Parameters structure that can be passed to the Framework constructor. More...

#include <Framework.h>

Public Member Functions

 Parameters (const uint32_t threadCount=16, const uint32_t nodeMask=0x1, const uint32_t processorMask=0xFFFFFFFF, const YieldStrategy yieldStrategy=YIELD_STRATEGY_POLITE)
 Constructor.
 

Public Attributes

uint32_t mThreadCount
 The initial number of worker threads to create within the framework.
 
uint32_t mNodeMask
 Specifies the NUMA processor nodes upon which the framework may execute.
 
uint32_t mProcessorMask
 Specifies the subset of the processors in each NUMA processor node upon which the framework may execute.
 
YieldStrategy mYieldStrategy
 Strategy that defines how freely worker threads yield to other system threads.
 

Detailed Description

Parameters structure that can be passed to the Framework constructor.

When an instance of this structure is passed to the constructor of the Framework class, its members can be used to configure the constructed framework.

The members are mainly concerned with configuring the pool of worker threads that is created within the framework, and which is used to execute the actors that are subsequently hosted within it. They allow the user to control the number of threads in the pool, their processor affinities, and their yielding behavior.

By choosing appropriate values it's possible to configure specialized frameworks tailored to particular uses. For example, users writing real-time systems might choose to create a separate framework for hosting actors whose execution is time-critical. Such a framework might be configured with the same number of threads as the number of hosted actors, ensuring that a free thread is always available to process actors with queued messages. Also, one might choose to dedicate a number of processor cores entirely to the execution of those threads, using processor affinity masks to limit execution of the worker threads of the framework to only the selected cores (leaving the remaining cores to other frameworks). Finally, since the cores dedicated to time-critical processing are never used for any other processing, one might choose to set the yield strategy of the worker threads to YIELD_STRATEGY_AGGRESSIVE, effectively busy-waiting for the arrival of new messages.

As well as setting processor affinities, the members of the Parameters structure allow the node affinities of the worker threads to be controlled. This allows users to restrict the execution of a framework's worker threads to a particular node within a NUMA (Non-Uniform Memory Architecture) system.

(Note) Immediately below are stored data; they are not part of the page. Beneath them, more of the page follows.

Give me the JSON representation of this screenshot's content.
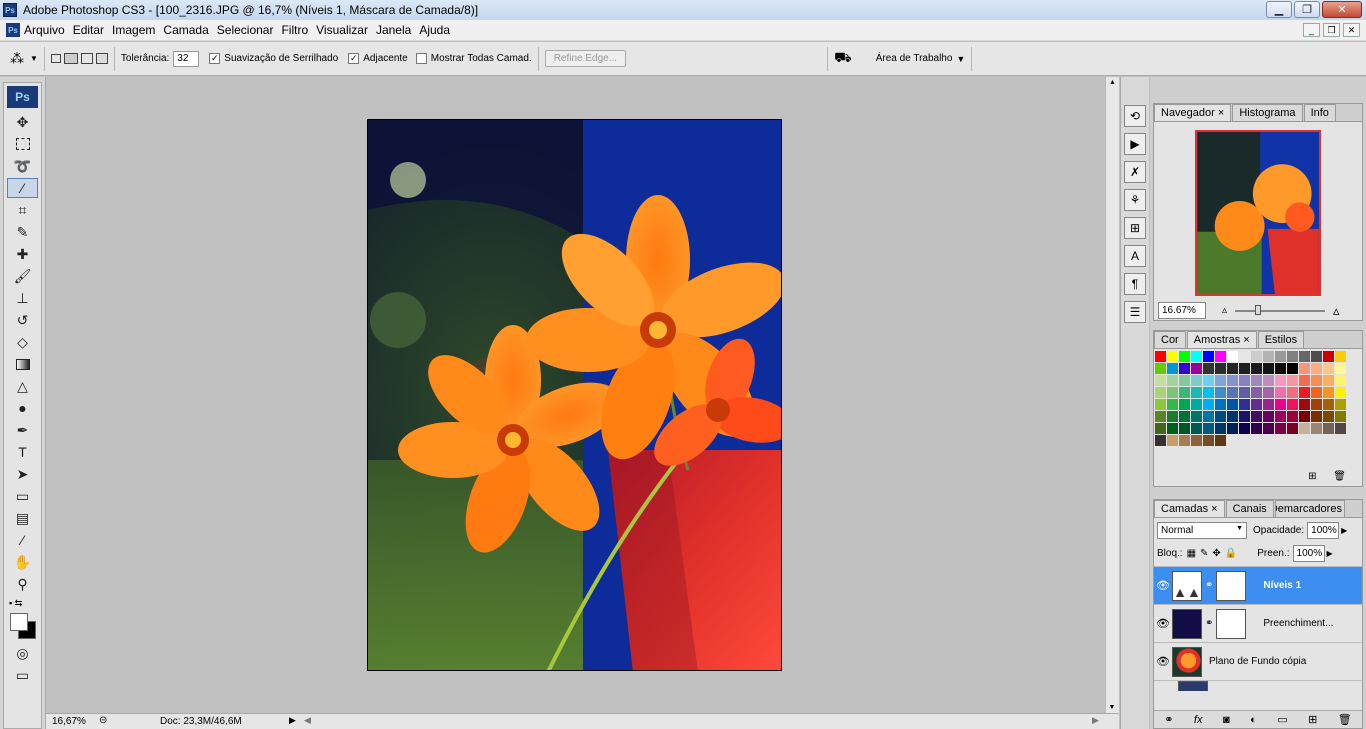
{
  "title": "Adobe Photoshop CS3 - [100_2316.JPG @ 16,7% (Níveis 1, Máscara de Camada/8)]",
  "app_icon": "Ps",
  "menu": [
    "Arquivo",
    "Editar",
    "Imagem",
    "Camada",
    "Selecionar",
    "Filtro",
    "Visualizar",
    "Janela",
    "Ajuda"
  ],
  "options": {
    "tolerance_label": "Tolerância:",
    "tolerance_value": "32",
    "antialias_label": "Suavização de Serrilhado",
    "contiguous_label": "Adjacente",
    "sample_all_label": "Mostrar Todas Camad.",
    "refine_edge": "Refine Edge...",
    "workspace": "Área de Trabalho"
  },
  "status": {
    "zoom": "16,67%",
    "doc": "Doc: 23,3M/46,6M"
  },
  "navigator": {
    "tabs": [
      "Navegador",
      "Histograma",
      "Info"
    ],
    "zoom": "16.67%"
  },
  "swatches": {
    "tabs": [
      "Cor",
      "Amostras",
      "Estilos"
    ],
    "colors": [
      "#ff0000",
      "#ffff00",
      "#00ff00",
      "#00ffff",
      "#0000ff",
      "#ff00ff",
      "#ffffff",
      "#e6e6e6",
      "#cccccc",
      "#b3b3b3",
      "#999999",
      "#808080",
      "#666666",
      "#4d4d4d",
      "#cc0000",
      "#ffcc00",
      "#66cc00",
      "#0099cc",
      "#3300cc",
      "#990099",
      "#333333",
      "#2b2b2b",
      "#242424",
      "#1f1f1f",
      "#1a1a1a",
      "#141414",
      "#0d0d0d",
      "#000000",
      "#f7977a",
      "#f9ad81",
      "#fdc68a",
      "#fff79a",
      "#c4df9b",
      "#a3d39c",
      "#82ca9d",
      "#7bcdc8",
      "#6ecff6",
      "#7ea7d8",
      "#8493ca",
      "#8882be",
      "#a187be",
      "#bc8dbf",
      "#f49ac2",
      "#f6989d",
      "#f26c4f",
      "#f68e55",
      "#fbaf5c",
      "#fff467",
      "#acd372",
      "#7cc576",
      "#3bb878",
      "#1abbb4",
      "#00bff3",
      "#438ccb",
      "#5574b9",
      "#605ca8",
      "#855fa8",
      "#a763a8",
      "#f06ea9",
      "#f26d7d",
      "#ed1c24",
      "#f26522",
      "#f7941d",
      "#fff200",
      "#8dc73f",
      "#39b54a",
      "#00a651",
      "#00a99d",
      "#00aeef",
      "#0072bc",
      "#0054a6",
      "#2e3192",
      "#662d91",
      "#92278f",
      "#ec008c",
      "#ed145b",
      "#9e0b0f",
      "#a0410d",
      "#a36209",
      "#aba000",
      "#598527",
      "#1a7b30",
      "#007236",
      "#00746b",
      "#0076a3",
      "#004b80",
      "#003471",
      "#1b1464",
      "#440e62",
      "#630460",
      "#9e005d",
      "#9e0039",
      "#790000",
      "#7b2e00",
      "#7d4900",
      "#827b00",
      "#406618",
      "#005e20",
      "#005826",
      "#005952",
      "#005b7f",
      "#003663",
      "#002157",
      "#0d004c",
      "#32004b",
      "#4b0049",
      "#7b0046",
      "#7a0026",
      "#c7b299",
      "#998675",
      "#736357",
      "#534741",
      "#37302d",
      "#c69c6d",
      "#a67c52",
      "#8c6239",
      "#754c24",
      "#603913"
    ]
  },
  "layers": {
    "tabs": [
      "Camadas",
      "Canais",
      "Demarcadores"
    ],
    "blend": "Normal",
    "opacity_label": "Opacidade:",
    "opacity": "100%",
    "lock_label": "Bloq.:",
    "fill_label": "Preen.:",
    "fill": "100%",
    "items": [
      {
        "name": "Níveis 1"
      },
      {
        "name": "Preenchiment..."
      },
      {
        "name": "Plano de Fundo cópia"
      }
    ]
  }
}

A NUMA system is one in which the different logical cores within the physical CPU(s) have different views of memory, typically by virtue of being serviced by different physical memory controllers. In such systems, memory may be partitioned into areas that are each directly accessed by a single memory controller, with the cores fed by that controller enjoying faster access to that area of memory. Access to other parts of memory is indirectly served by other controllers, so is slower. Within the context of a NUMA system, a 'node' is a group of logical cores that share the same view of memory (typically by virtue of being serviced by the same memory controller).

Windows and Linux both provide APIs by which the node topology of a system can be discovered. These APIs allow the processor affinities of threads to be set on a per-node basis, limiting threads to execute only on the processors of a particular nodes (or set of nodes). Finally, they provide methods for allocating memory within the area of memory to which a particular node has first class access.

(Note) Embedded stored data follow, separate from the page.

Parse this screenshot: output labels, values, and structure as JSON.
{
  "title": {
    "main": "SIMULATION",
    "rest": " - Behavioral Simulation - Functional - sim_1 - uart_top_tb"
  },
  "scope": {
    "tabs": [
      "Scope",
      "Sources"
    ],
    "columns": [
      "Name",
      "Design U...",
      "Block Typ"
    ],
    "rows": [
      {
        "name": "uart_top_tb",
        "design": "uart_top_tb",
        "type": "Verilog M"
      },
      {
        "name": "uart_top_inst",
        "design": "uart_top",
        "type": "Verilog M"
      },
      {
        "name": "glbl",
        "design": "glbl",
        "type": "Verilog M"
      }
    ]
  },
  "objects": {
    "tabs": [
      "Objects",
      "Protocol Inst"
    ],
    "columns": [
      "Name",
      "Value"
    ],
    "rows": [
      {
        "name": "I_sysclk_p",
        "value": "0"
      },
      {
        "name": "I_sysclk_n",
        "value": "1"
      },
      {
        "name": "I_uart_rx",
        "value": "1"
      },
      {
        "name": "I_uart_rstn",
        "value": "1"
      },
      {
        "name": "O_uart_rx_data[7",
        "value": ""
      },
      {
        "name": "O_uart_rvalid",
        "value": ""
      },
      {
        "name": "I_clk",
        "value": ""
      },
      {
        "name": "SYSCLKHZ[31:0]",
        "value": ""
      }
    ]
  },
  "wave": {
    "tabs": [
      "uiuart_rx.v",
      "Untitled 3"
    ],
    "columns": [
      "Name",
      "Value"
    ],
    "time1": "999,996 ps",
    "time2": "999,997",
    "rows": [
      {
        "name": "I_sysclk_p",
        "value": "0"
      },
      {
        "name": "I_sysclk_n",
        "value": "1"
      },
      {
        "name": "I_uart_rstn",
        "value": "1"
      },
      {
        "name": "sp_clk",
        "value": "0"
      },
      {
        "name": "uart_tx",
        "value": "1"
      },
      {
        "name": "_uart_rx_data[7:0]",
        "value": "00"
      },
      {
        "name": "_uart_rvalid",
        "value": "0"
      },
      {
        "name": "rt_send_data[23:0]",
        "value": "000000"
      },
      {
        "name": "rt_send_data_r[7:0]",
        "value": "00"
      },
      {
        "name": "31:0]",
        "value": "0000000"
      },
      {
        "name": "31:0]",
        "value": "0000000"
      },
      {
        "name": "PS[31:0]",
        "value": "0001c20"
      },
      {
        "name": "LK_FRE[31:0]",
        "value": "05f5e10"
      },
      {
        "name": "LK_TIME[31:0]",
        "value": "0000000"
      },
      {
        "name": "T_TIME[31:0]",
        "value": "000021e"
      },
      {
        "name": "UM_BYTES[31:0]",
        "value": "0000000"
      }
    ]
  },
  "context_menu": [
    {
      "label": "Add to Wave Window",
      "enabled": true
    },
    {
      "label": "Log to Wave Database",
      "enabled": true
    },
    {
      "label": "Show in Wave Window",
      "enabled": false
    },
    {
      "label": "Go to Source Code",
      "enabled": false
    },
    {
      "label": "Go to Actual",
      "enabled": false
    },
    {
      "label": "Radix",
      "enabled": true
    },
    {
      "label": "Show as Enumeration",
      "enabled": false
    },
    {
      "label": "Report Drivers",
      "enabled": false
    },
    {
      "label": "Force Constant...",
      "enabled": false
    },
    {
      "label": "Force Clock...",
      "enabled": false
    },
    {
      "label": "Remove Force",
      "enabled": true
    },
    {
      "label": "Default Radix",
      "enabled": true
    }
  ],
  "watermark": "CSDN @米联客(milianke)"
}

The scalability of a multi-threaded application can be improved by restricting threads that access the same memory to execute only on a limited subset of the available cores. Doing so can improve cache coherency due to the same memory being repeatedly accessed via the caches of those cores.

As threads read and write memory, cached copies of the memory accumulate in the caches local to the cores on which the threads are executed. When a thread writes to memory, any cached copies held in the caches of other cores are invalidated and must be re-fetched from memory. If other threads also write to the same piece of memory (known as shared writes), then the repeated cache invalidations and refreshes can cause significant overheads. These overheads can be especially severe, and can limit scalability, if the threads in question are allowed to execute on different NUMA nodes.

In Theron, Frameworks serve as the mechanism by which worker threads are grouped. Accordingly, Theron allows the node and processor affinities of worker threads to be set on a per-framework basis. The expectation is that the actors within a single framework will mainly message each other, with messages being sent between frameworks far less frequently.

Note
Support for node and processor affinity masks is currently somewhat limited. Supported is implemented with Windows NUMA API in windows builds, and with libnuma under linux. In GCC builds, NUMA support requires libnuma-dev and must be explicitly enabled via THERON_NUMA (or numa=on in the makefile). The mNodeMask member is supported with both version 1 and version 2 of the libnuma API, but the mProcessorMask member is supported only with version 2. Under Windows both members are supported.